India’s MRI systems market to reach $950 mn by 2030: Report. Image Source: IANS News
New Delhi, Aug 24 : The domestic magnetic resonance imaging (MRI) systems market will continue to grow at a compound annual growth rate of over 13 per cent to reach $950 by 2030, according to a report on Thursday.
Being home to the largest population in the world, India has an alarmingly increasing rise in chronic and lifestyle diseases. With an increasing emphasis on medical diagnosis before treatments and a growing demand for advanced imaging tools, the need for MRI systems has emerged as an indispensable tool in the field of diagnostics.
The report by GlobalData, a leading data and analytics company, revealed that India will account for about 18 per cent of the Asia-Pacific (APAC) MRI systems market in 2023.
“As India grapples with the challenges posed by various diseases, MRI scanners have become crucial in enhancing patient care, enabling informed decision-making, and offering a non-invasive three-dimensional view of the human body. Multinational players such as GE Healthcare, Philips Healthcare, and Siemens Healthineers AG dominate India’s MRI Systems market,” said Ayshi Ganguly, Medical Devices Analyst at GlobalData, in a statement.
The market for MRI systems doesn’t cater to small healthcare centres in semi-urban and rural areas due to the high initial setup cost and maintenance. Additionally, the lack of skilled technicians often makes it challenging to operate high-end MRI systems.
This drives the requirement for an alternative device that is more accessible and cost-effective for the majority of the Indian population.
As a result, India launched its first very own manufactured MRI scanner, which will be available for clinical research from October 2023. This high-speed device is well-equipped with customised software and hardware that makes it lightweight.
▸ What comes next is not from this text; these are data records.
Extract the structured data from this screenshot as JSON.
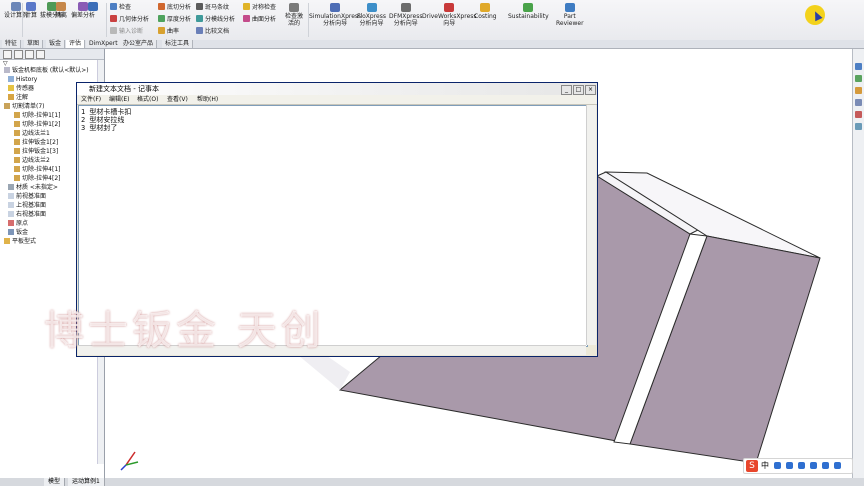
{
  "colors": {
    "viewport_bg": "#ffffff",
    "part_face": "#a898a8",
    "part_top": "#f7f6f9",
    "part_edge": "#2b2b2b",
    "ribbon_bg": "#eceef1",
    "watermark": "#ffffff",
    "ime_brand": "#e8462c",
    "user_dot": "#f3d21c"
  },
  "ribbon": {
    "left_group": [
      "设计算例",
      "计算",
      "拔模分析",
      "隔离",
      "偏差分析"
    ],
    "mid_col_a": [
      "检查",
      "几何体分析",
      "输入诊断"
    ],
    "mid_col_b": [
      "底切分析",
      "厚度分析",
      "曲率"
    ],
    "mid_col_c": [
      "斑马条纹",
      "分模线分析",
      "比较文档"
    ],
    "mid_col_d": [
      "对称检查",
      "曲面分析"
    ],
    "mid_col_e": [
      "检查激活的"
    ],
    "addins": [
      {
        "line1": "SimulationXpress",
        "line2": "分析向导"
      },
      {
        "line1": "FloXpress",
        "line2": "分析向导"
      },
      {
        "line1": "DFMXpress",
        "line2": "分析向导"
      },
      {
        "line1": "DriveWorksXpress",
        "line2": "向导"
      },
      {
        "line1": "Costing",
        "line2": ""
      },
      {
        "line1": "Sustainability",
        "line2": ""
      },
      {
        "line1": "Part",
        "line2": "Reviewer"
      }
    ]
  },
  "command_tabs": [
    "特征",
    "草图",
    "钣金",
    "评估",
    "DimXpert",
    "办公室产品",
    "标注工具"
  ],
  "tree": {
    "items": [
      "钣金机柜底板 (默认<默认>)",
      "History",
      "传感器",
      "注解",
      "切割清单(7)",
      "切除-拉伸1[1]",
      "切除-拉伸1[2]",
      "边线法兰1",
      "拉伸钣金1[2]",
      "拉伸钣金1[3]",
      "边线法兰2",
      "切除-拉伸4[1]",
      "切除-拉伸4[2]",
      "材质 <未指定>",
      "前视基准面",
      "上视基准面",
      "右视基准面",
      "原点",
      "钣金",
      "平板型式"
    ]
  },
  "notepad": {
    "title": "新建文本文档 - 记事本",
    "menu": [
      "文件(F)",
      "编辑(E)",
      "格式(O)",
      "查看(V)",
      "帮助(H)"
    ],
    "lines": [
      "1 型材卡槽卡扣",
      "2 型材安拉线",
      "3 型材封了"
    ]
  },
  "watermark": "博士钣金 天创",
  "bottom_tabs": [
    "模型",
    "运动算例1"
  ],
  "ime": {
    "zh": "中"
  }
}
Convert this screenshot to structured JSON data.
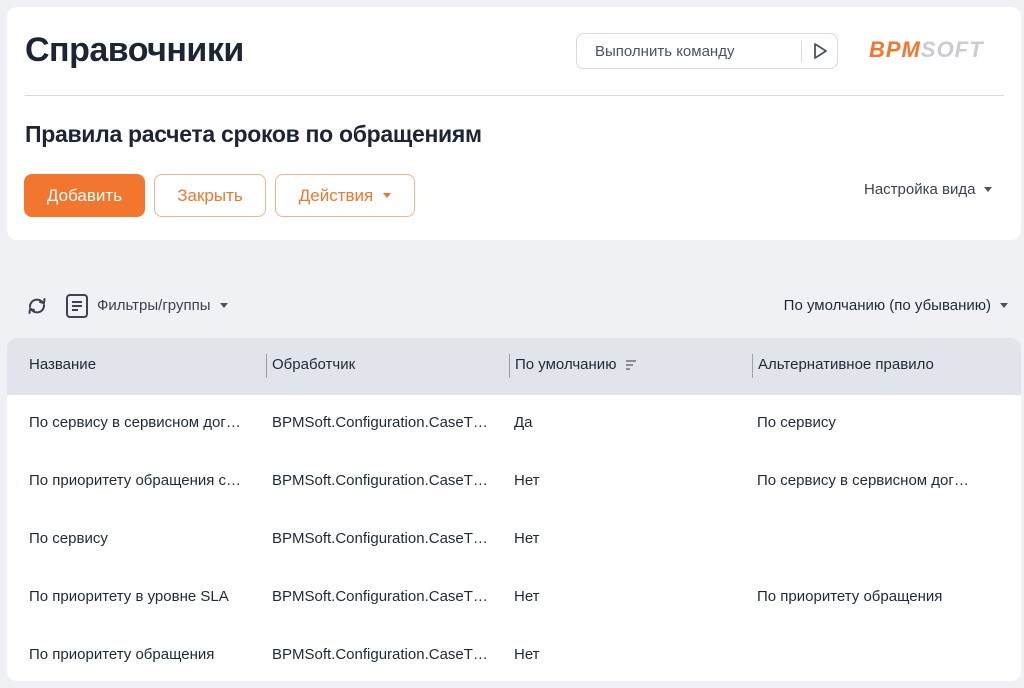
{
  "header": {
    "page_title": "Справочники",
    "command_placeholder": "Выполнить команду",
    "logo": {
      "part1": "BPM",
      "part2": "SOFT",
      "accent": "#f2762e",
      "muted": "#c9ccd2"
    }
  },
  "section": {
    "title": "Правила расчета сроков по обращениям"
  },
  "toolbar": {
    "add_label": "Добавить",
    "close_label": "Закрыть",
    "actions_label": "Действия",
    "view_settings_label": "Настройка вида"
  },
  "list_toolbar": {
    "filters_label": "Фильтры/группы",
    "sort_label": "По умолчанию (по убыванию)"
  },
  "grid": {
    "columns": [
      "Название",
      "Обработчик",
      "По умолчанию",
      "Альтернативное правило"
    ],
    "rows": [
      [
        "По сервису в сервисном дог…",
        "BPMSoft.Configuration.CaseT…",
        "Да",
        "По сервису"
      ],
      [
        "По приоритету обращения с…",
        "BPMSoft.Configuration.CaseT…",
        "Нет",
        "По сервису в сервисном дог…"
      ],
      [
        "По сервису",
        "BPMSoft.Configuration.CaseT…",
        "Нет",
        ""
      ],
      [
        "По приоритету в уровне SLA",
        "BPMSoft.Configuration.CaseT…",
        "Нет",
        "По приоритету обращения"
      ],
      [
        "По приоритету обращения",
        "BPMSoft.Configuration.CaseT…",
        "Нет",
        ""
      ]
    ]
  },
  "icons": {
    "run": "play-outline-icon",
    "refresh": "refresh-icon",
    "filter": "filter-list-icon",
    "sort": "sort-icon"
  },
  "colors": {
    "accent": "#f2762e",
    "background": "#f0f1f4",
    "grid_header": "#e1e4ea"
  }
}
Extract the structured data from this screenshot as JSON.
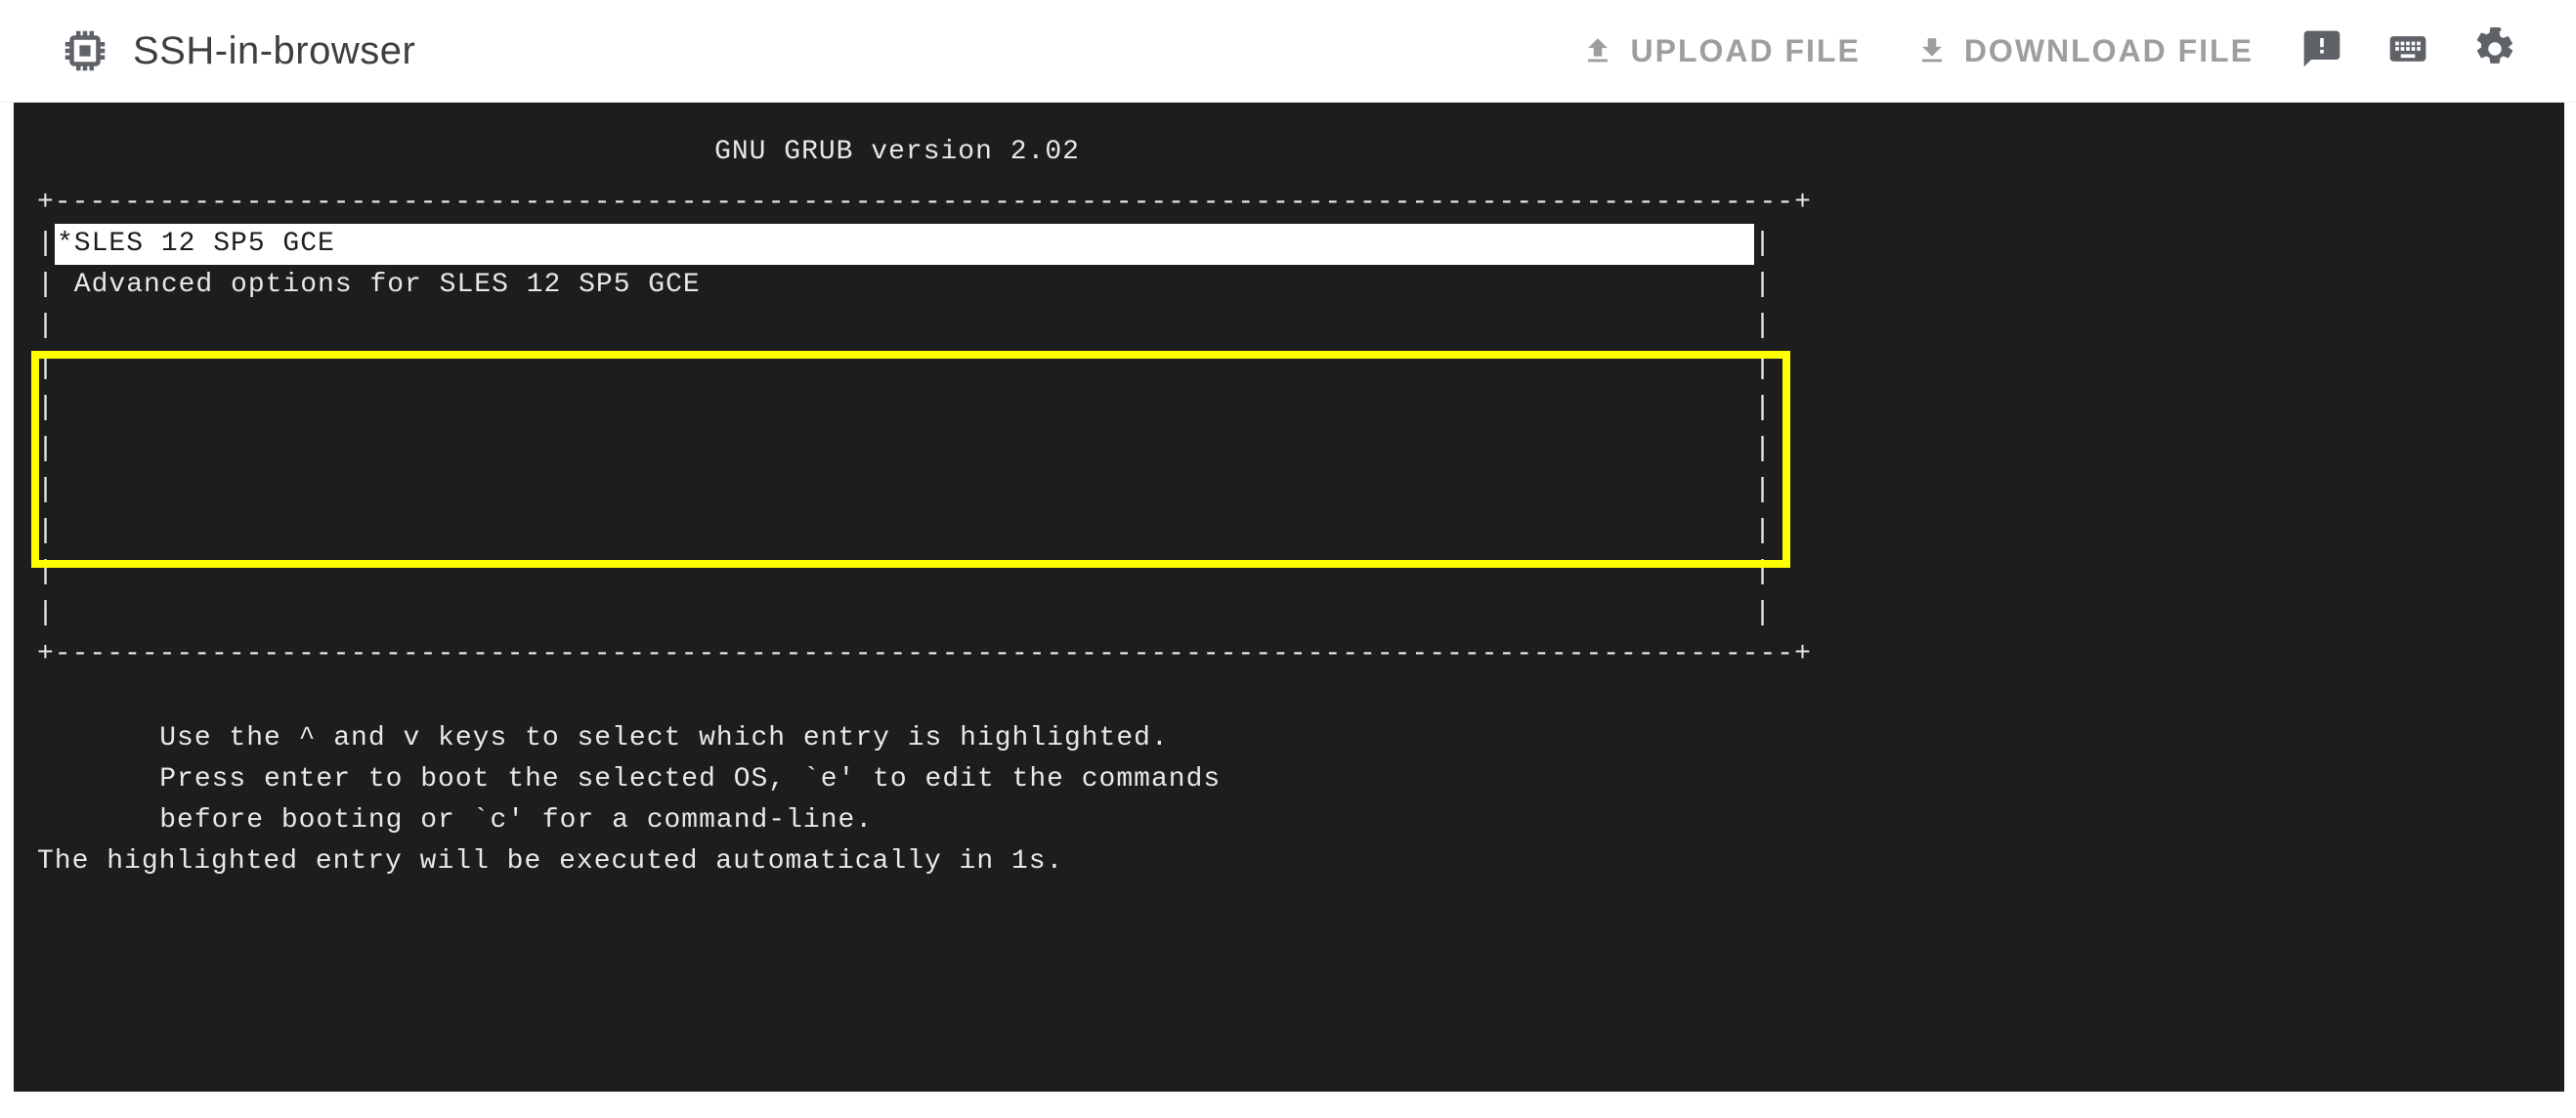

This indigenous scanner uses nitrogen as a coolant instead of the scarcely available helium. The use of more advanced 1.5 Tesla magnets is expected to potentially reduce scanning costs by 30 per cent.
“The introduction of such homegrown devices will contribute to early diagnostics that track the spread of diseases, thereby enabling better patient monitoring and outcomes. With further clinical development of this device, India will be able to expand the scope of exports and create a favourable business environment for the healthcare sector,” Ganguly said.
“Furthermore, the ‘Make-in-India’ policy aims to boost domestic manufacturing of medical equipment and devices, thereby reducing dependence on imports in the upcoming years. Therefore, with such government initiatives to improve healthcare infrastructure, the Indian MRI systems market is all set to flourish, offering promising opportunities for domestic and international manufacturers,” she added.